[Update: An Activision spokesperson has provided the following response to Destructoid on the Call of Duty 2023 situation:
“We have an exciting slate of premium and free-to-play Call of Duty experiences for this year, next year and beyond. Reports of anything otherwise are incorrect. We look forward to sharing more details when the time is right.”]
According to reports from news outlets, 2023 will not see a Call of Duty release, marking the first time in almost two decades that Activision’s billion-dollar franchise has skipped a year for its annual release.
As reported by Bloomberg’s Jason Schreier, publisher Activision has decided to take a break from Call of Duty’s annual release schedule. The decision is allegedly partially influenced by the under-expectation sales of 2021 entry Call of Duty Vanguard which, while still one of the best selling games of 2021, saw a continued downward trend of year-on-year sales for the military shooter franchise.
Call of Duty has, arguably, not been the same ever since the launch of its very successful battle royale title Call of Duty Warzone. As I said in my review for 2020’s Call of Duty Black Ops Cold War, the success of Warzone goes some way toward dividing the audience — why dedicate hours upon hours to a yearly title’s multiplayer modes if Warzone is your personal shooter of choice year after year? Perhaps this division has come to pass, and with a rumored Warzone overhaul on the horizon, Activision is probably content with putting all of its grenades into that particular basket — at least for the time being.

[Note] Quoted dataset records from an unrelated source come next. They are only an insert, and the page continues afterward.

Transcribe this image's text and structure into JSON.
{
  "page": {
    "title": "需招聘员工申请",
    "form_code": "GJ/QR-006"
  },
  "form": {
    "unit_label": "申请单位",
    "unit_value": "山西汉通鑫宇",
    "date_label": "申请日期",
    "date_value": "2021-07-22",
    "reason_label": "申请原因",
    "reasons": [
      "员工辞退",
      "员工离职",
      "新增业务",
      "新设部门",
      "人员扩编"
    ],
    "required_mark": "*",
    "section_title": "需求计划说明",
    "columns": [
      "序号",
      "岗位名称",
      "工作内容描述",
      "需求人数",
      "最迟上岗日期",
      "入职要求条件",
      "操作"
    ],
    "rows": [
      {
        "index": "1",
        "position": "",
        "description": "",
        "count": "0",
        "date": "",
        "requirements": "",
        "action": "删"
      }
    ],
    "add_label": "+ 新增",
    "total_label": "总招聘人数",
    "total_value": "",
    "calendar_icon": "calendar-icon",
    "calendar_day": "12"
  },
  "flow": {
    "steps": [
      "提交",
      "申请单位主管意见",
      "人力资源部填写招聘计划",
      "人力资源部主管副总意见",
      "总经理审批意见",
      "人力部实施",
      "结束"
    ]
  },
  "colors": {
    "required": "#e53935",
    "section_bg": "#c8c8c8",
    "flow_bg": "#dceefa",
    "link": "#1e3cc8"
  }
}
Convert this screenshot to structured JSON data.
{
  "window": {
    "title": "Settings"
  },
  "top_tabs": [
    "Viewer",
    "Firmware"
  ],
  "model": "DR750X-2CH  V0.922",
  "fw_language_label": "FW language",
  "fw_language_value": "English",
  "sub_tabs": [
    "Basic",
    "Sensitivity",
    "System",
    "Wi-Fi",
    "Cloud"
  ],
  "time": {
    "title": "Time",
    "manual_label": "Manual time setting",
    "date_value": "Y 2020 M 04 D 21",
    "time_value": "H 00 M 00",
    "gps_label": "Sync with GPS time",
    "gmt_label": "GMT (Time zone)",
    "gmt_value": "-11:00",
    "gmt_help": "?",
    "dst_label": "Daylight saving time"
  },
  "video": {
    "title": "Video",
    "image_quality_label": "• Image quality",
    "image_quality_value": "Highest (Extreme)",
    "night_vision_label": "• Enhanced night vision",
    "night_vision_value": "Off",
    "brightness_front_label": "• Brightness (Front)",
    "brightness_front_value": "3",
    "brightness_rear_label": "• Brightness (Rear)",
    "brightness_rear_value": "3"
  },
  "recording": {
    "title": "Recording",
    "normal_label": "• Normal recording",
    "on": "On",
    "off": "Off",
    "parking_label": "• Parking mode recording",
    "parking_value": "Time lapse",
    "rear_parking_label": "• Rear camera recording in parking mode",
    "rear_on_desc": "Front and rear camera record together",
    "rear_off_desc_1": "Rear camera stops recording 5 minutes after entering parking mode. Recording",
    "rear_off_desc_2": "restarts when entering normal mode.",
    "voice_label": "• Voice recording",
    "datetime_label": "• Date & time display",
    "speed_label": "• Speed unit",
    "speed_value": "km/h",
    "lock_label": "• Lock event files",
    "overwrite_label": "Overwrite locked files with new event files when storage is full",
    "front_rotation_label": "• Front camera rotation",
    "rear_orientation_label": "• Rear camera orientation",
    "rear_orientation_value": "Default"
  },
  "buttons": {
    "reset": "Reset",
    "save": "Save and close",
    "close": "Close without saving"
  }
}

Having a year pass by without a new Call of Duty release will have a legitimate impact on the entire gaming industry. Not only will this put an extra $60-80 spending money in the wallets of many a mainstream video game fan, but it will also open up the lucrative holiday gaming schedules for a slew of other releases — many of which often choose to dodge launching their wares in the same time frame as Activision’s juggernaut. It also frees up a helluva lot of budget and people-power for Activision’s slew of studios, (assuming everyone isn’t immediately poured straight into the Warzone factory.)
As for the Call of Duty brand itself, this is not a sign that the series is “dying”, despite what the franchise’s naysayers may be touting. No, there simply is no longer a need for both Call of Duty Warzone and Call of Duty‘s annual mainline releases. There is still a market for the latter — I personally prefer the yearly titles’ campaign, zombies, and multiplayer modes to anything offered by Warzone — but Activision is clearly going to make efforts to redesign the strategy behind what is, when all is said and done, the most lucrative, financially successful, and most enduring video game franchise of all time.